6 oz roughly chopped mushrooms (white or cremini)
12 large eggs
2 cups grated or shredded cheese (I use Sargento reduced-fat shredded four-cheese Mexican blend from the supermarket; you can use any blend of Monterey Jack, cheddar, mozzarella, etc.)
2 Tbsp skim milk
1-1/2 tsp dried thyme leaf
1/2 tsp kosher salt
1/2 tsp fresh black pepper
Cooking spray
Preheat oven to 375°F. Prepare a standard 12-muffin tin and two small ramekins by spraying with cooking spray, or lining with paper muffin liners.
In a small, nonstick frying pan over low heat, cook the mushrooms until they have given up their liquid and are beginning to brown. (Do not add any fat to the pan.) Set aside to cool slightly while you prepare the remaining ingredients.

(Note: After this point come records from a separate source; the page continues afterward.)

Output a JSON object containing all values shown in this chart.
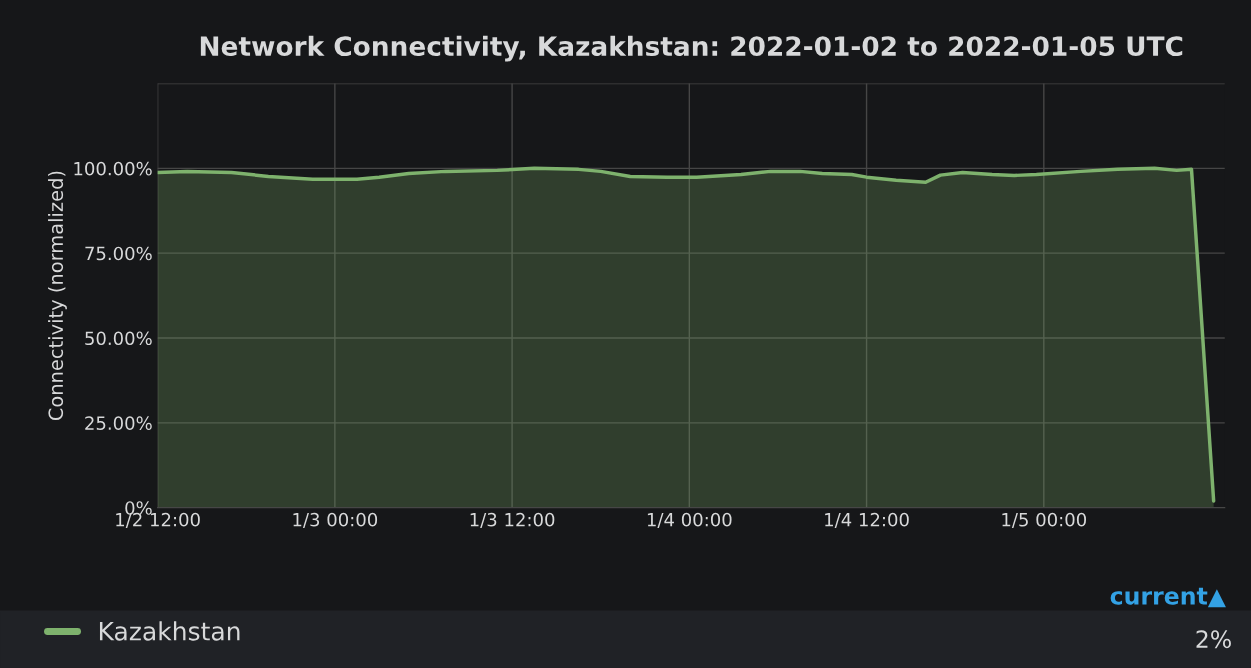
{
  "chart_data": {
    "type": "area",
    "title": "Network Connectivity, Kazakhstan: 2022-01-02 to 2022-01-05 UTC",
    "ylabel": "Connectivity (normalized)",
    "x": [
      "2022-01-02T12:00",
      "2022-01-02T14:00",
      "2022-01-02T17:00",
      "2022-01-02T19:30",
      "2022-01-02T22:30",
      "2022-01-03T01:30",
      "2022-01-03T03:00",
      "2022-01-03T05:00",
      "2022-01-03T07:30",
      "2022-01-03T11:00",
      "2022-01-03T13:30",
      "2022-01-03T16:30",
      "2022-01-03T18:00",
      "2022-01-03T20:00",
      "2022-01-03T22:30",
      "2022-01-04T00:30",
      "2022-01-04T03:30",
      "2022-01-04T05:30",
      "2022-01-04T07:30",
      "2022-01-04T09:00",
      "2022-01-04T11:00",
      "2022-01-04T12:00",
      "2022-01-04T14:00",
      "2022-01-04T16:00",
      "2022-01-04T17:00",
      "2022-01-04T18:30",
      "2022-01-04T20:30",
      "2022-01-04T22:00",
      "2022-01-04T23:30",
      "2022-01-05T02:30",
      "2022-01-05T05:00",
      "2022-01-05T07:30",
      "2022-01-05T09:00",
      "2022-01-05T10:00",
      "2022-01-05T11:30"
    ],
    "series": [
      {
        "name": "Kazakhstan",
        "color": "#7eb26d",
        "values": [
          98.8,
          99.1,
          98.8,
          97.6,
          96.8,
          96.8,
          97.4,
          98.5,
          99.1,
          99.4,
          100,
          99.7,
          99.1,
          97.6,
          97.4,
          97.4,
          98.2,
          99.1,
          99.1,
          98.5,
          98.2,
          97.4,
          96.5,
          95.9,
          98,
          98.8,
          98.2,
          97.9,
          98.2,
          99.1,
          99.7,
          100,
          99.4,
          99.7,
          2
        ]
      }
    ],
    "xlim": [
      "2022-01-02T12:00",
      "2022-01-05T12:15"
    ],
    "xticks": [
      {
        "value": "2022-01-02T12:00",
        "label": "1/2 12:00"
      },
      {
        "value": "2022-01-03T00:00",
        "label": "1/3 00:00"
      },
      {
        "value": "2022-01-03T12:00",
        "label": "1/3 12:00"
      },
      {
        "value": "2022-01-04T00:00",
        "label": "1/4 00:00"
      },
      {
        "value": "2022-01-04T12:00",
        "label": "1/4 12:00"
      },
      {
        "value": "2022-01-05T00:00",
        "label": "1/5 00:00"
      }
    ],
    "ylim": [
      0,
      125
    ],
    "yticks": [
      {
        "value": 0,
        "label": "0%"
      },
      {
        "value": 25,
        "label": "25.00%"
      },
      {
        "value": 50,
        "label": "50.00%"
      },
      {
        "value": 75,
        "label": "75.00%"
      },
      {
        "value": 100,
        "label": "100.00%"
      },
      {
        "value": 125,
        "label": null
      }
    ],
    "grid": true,
    "legend": "bottom",
    "annotations": [
      "current▲",
      "2%"
    ]
  }
}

In a large bowl, whisk the eggs until smooth. Add the remaining ingredients, and whisk to combine. Stir in the cooled mushrooms.
Use a 1/3-cup measuring cup to fill the muffin tin and ramekins. (Or, make 12 muffins and cook the leftover as scrambled eggs.)
Bake for 35 minutes. The muffins will be puffed and brown on top. Remove from the oven and set aside to cool for 5 minutes before serving. The muffins will begin to collapse a bit as they cool.
If you're planning to freeze them, let cool completely, then pack in ziploc bags.